In 2017 while there was a raging controversy over Buhari’s ill health, Akande urged us to pray for Buhari because the president’s health is the nation’s health. In a statement he published then, Akande claimed he had wept over Buhari’s health challenges. He said he had met Buhari and asked him why he looked stressed, and the man’s reply “connoted some allusions to circumstances where a(n) honest man fighting corruption is surrounded mostly by unpatriotic, greedy ruling class.” Akande’s conclusion in that press release was that Buhari was sick because “corruption has effectively been fighting back.” You read that and wonder how Buhari’s failing health and corruption in the polity correlate. Why the desperation to contrive a connection between Buhari’s poor health and endemic corruption when the man—and just like Akande himself—unabashedly associates with some of the most corrupt elements in Nigerian politics?
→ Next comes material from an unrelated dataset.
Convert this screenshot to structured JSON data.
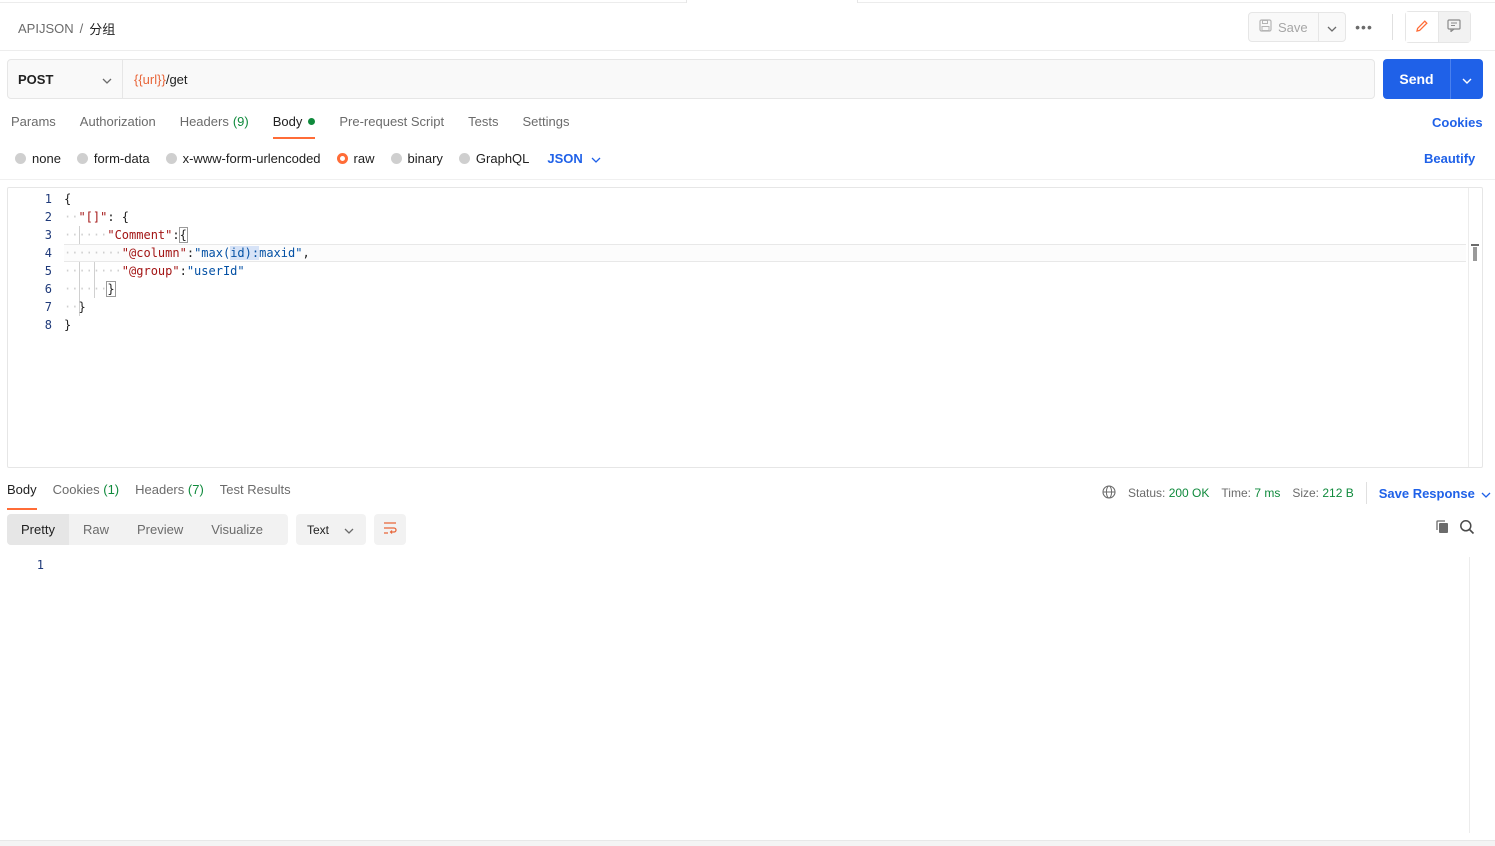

At the Thursday ceremony, listening to Akande brown-nosing his former jailer—he said he wished Buhari stayed longer in Lagos so that their children could eat with him, touch his clothes, make him feel younger, and let Buhari know that they love him—was cringeworthy. When Akande got to the point in his speech where he stated to Buhari that, “We accuse you of all that is wrong even though we know we are not honest ourselves. We know we are fraudulent; we know we are deceitful; we know we are cheaters; we know we are doing wrong; we blame you,” I felt bad for him. Noticed how, in extricating Buhari from his many leadership failures, Akande switched to the collective pronoun? That is disingenuous.

In his book, he could not name Buhari as his jailor. Standing before the man, Akande still could not do the needful. Instead, he obsequiously distributes Buhari’s responsibility among benighted Nigerians by saying “we”—the woeful victims of Buhari’s failures—are the ones with the problem. Look, Nigeria presently faces serious problems of diminishing economy and acute security issues, none of which Buhari’s regime has sufficiently addressed in almost seven years he has been in power but Akande does not think he is at fault. In what way could “we” be jointly responsible for many Nigeria’s security and economic problems when the resources that can redress the problems are at the behest of the same people even Akande dares not name? If there is anything inflexible about Akande’s integrity, it is his instinctive habit of protecting Buhari from his failures by blaming everyone else.